O cuidado de si, separado do cuidado dos outros, não corre o risco de "se
absolutizar"? Essa absolutização do cuidado de si não poderia se tornar
uma forma de exercício de poder sobre os outros, no sentido da dominação
do outro?
Não, porque o risco de dominar os outros e de exercer sobre eles um poder
tirânico decorre precisamente do fato de não ter cuidado de si mesmo e de ter
se tornado escravo dos seus desejos. Mas se você se cuida adequadamente, ou
seja, se sabe ontologicamente o que você é, se também sabe do que é capaz,
se sabe o que é para você ser cidadão em uma cidade, ser o dono da casa em
um oikos, se você sabe quais são as coisas das quais deve duvidar e aquelas
das quais não deve duvidar, se sabe o que é conveniente esperar e quais são
as coisas, pelo contrário, que devem ser para você completamente indiferentes,
se sabe, enfim, que não deve ter medo da morte, pois bem, você não pode a
partir deste momento abusar do seu poder sobre os outros. Não há, portanto,
perigo. Essa ideia aparecerá muito mais tarde, quando o amor por si se tornar
suspeito e for percebido como uma das possíveis origens das diferentes faltas
morais. Neste novo contexto, o cuidado de si assumirá inicialmente a forma da
renúncia a si mesmo. Isso se encontra de uma maneira bastante clara no Traité
de la virginité de Gregório de Nisa, no qual se vê a noção de cuidado de si, a
epimeleia heautou, basicamente definida como a renúncia a todas as ligações
terrestres: renúncia a tudo o que pode ser amor de si, apego ao si mesmo
terrestre.
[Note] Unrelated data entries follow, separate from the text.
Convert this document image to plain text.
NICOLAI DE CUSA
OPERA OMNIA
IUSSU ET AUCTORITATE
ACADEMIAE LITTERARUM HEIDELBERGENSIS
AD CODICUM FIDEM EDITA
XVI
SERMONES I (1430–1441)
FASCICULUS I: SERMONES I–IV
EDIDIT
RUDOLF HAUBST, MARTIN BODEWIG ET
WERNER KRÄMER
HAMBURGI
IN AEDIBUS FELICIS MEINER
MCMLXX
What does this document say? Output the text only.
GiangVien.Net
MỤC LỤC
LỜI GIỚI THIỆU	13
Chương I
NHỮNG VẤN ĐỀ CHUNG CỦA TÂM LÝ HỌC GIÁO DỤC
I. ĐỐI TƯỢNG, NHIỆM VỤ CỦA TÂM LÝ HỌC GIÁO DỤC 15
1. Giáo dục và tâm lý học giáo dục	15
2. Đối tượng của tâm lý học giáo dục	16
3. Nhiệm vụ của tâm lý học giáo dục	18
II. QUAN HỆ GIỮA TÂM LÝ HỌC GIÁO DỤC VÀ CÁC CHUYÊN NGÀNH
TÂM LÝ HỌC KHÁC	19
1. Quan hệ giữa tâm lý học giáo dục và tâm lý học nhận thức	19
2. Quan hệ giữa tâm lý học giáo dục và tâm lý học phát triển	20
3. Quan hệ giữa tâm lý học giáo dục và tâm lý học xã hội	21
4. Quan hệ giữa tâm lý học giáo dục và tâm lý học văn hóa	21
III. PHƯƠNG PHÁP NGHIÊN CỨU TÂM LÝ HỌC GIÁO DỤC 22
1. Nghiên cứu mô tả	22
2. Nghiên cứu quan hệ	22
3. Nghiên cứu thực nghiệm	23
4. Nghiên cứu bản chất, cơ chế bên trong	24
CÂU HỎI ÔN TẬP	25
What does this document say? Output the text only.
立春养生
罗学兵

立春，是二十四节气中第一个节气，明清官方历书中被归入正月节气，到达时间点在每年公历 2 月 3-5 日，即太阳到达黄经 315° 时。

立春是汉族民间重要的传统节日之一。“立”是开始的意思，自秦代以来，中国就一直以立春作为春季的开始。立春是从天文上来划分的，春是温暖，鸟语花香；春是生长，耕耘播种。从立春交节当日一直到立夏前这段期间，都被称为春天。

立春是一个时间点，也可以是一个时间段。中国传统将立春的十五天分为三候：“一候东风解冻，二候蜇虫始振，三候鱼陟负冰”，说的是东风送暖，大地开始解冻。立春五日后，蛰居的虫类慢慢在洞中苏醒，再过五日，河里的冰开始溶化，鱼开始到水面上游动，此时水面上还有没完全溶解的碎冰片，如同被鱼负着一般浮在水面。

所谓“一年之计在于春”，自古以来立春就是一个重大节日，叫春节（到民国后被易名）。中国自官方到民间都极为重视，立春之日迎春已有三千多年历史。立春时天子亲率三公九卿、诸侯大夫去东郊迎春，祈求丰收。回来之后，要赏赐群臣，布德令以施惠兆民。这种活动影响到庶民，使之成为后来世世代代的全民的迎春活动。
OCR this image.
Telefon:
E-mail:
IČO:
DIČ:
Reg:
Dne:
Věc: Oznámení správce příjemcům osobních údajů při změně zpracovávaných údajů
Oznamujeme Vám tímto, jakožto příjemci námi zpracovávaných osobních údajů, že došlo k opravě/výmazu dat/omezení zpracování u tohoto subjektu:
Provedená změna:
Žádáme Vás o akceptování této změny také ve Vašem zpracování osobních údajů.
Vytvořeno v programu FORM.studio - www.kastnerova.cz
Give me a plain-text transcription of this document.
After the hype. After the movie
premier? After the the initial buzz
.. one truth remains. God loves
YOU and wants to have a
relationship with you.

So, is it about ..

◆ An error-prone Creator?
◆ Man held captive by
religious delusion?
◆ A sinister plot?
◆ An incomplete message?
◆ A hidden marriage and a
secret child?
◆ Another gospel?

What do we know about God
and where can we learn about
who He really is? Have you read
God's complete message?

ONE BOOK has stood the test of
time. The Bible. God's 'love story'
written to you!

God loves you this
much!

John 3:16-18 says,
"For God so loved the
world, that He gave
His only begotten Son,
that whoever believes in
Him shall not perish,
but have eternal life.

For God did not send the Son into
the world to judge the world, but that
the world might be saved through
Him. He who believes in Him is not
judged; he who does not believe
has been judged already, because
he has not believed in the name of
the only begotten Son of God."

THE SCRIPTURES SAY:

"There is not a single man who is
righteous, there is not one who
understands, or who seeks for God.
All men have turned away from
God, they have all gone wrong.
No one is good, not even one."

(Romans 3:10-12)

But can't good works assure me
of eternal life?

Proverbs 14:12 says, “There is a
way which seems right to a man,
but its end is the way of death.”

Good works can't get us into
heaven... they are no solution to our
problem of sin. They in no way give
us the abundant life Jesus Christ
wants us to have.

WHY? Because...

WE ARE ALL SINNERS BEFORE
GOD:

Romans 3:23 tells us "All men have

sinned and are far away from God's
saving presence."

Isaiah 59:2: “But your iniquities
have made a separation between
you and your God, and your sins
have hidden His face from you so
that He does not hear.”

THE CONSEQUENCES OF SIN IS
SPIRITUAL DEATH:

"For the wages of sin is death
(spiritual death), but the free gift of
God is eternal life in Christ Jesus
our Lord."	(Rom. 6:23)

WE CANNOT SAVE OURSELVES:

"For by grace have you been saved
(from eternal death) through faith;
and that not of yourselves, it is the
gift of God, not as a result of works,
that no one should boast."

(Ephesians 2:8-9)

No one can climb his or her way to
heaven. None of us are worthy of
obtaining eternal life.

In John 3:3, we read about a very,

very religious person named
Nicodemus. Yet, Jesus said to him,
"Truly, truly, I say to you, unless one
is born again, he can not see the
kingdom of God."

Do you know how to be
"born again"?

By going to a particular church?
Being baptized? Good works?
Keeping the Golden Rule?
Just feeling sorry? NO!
Mas acredito que, no pensamento grego e romano, o cuidado de si não
pode em si mesmo tender para esse amor exagerado a si mesmo que viria a
negligenciar os outros ou pior ainda, a abusar do poder que se pode exercer
sobre eles.
Será que a partir disso seria possível pensar uma ligação fundamental
entre filosofia e politica?
Sim, com certeza. Acredito que as relações entre filosofia e política são
permanentes e fundamentais. Certamente, se considerarmos a história do
cuidado de si no pensamento grego, a relação com a política é evidente. E de
uma forma, aliás, muito complexa: por um lado, vê-se, por exemplo, Sócrates
tanto em Platão, no Alcibíades, quanto em Xenofonte, nas Mémorables, que
interpela os Jovens dizendo-lhes: "Não, mas então me diga, queres te tornar um
homem político, governar a cidade, ocupar-te dos outros, mas tu não te ocupaste
de ti mesmo, e se não te ocupas de ti mesmo, serás um mau governante": dentro
dessa perspectiva, o cuidado de si aparece como uma condição pedagógica,
ética e também ontológica para a constituição do bom governante. Constituir-se
como sujeito que governa implica que se tenha se constituído como sujeito que
cuida de si. Mas, por outro lado, vemos Sócrates dizer na Apologia:6 "Eu
interpelo todo mundo", pois todo mundo deve se ocupar de si mesmo: mas logo
acrescenta:7 "Fazendo isso, presto o maior serviço à cidade e, em vez de me
punir, vocês deveriam me recompensar ainda mais do que vocês recompensam
um vencedor dos Jogos olímpicos." Há, portanto, uma articulação muito forte
entre filosofia e política, que se desenvolverá a seguir, justamente quando o
filósofo tiver não somente que cuidar da alma dos cidadãos, mas também
daquela do príncipe. O filósofo se torna o conselheiro, o pedagogo, o diretor de
consciência do príncipe.
Isso nos faz propor a questão: por que s e deveria atualmente ter acesso à
verdade, no sentido político, ou seja, no sentido da estratégia política,
contra os diversos pontos de "bloqueio" do poder no sistema relacional?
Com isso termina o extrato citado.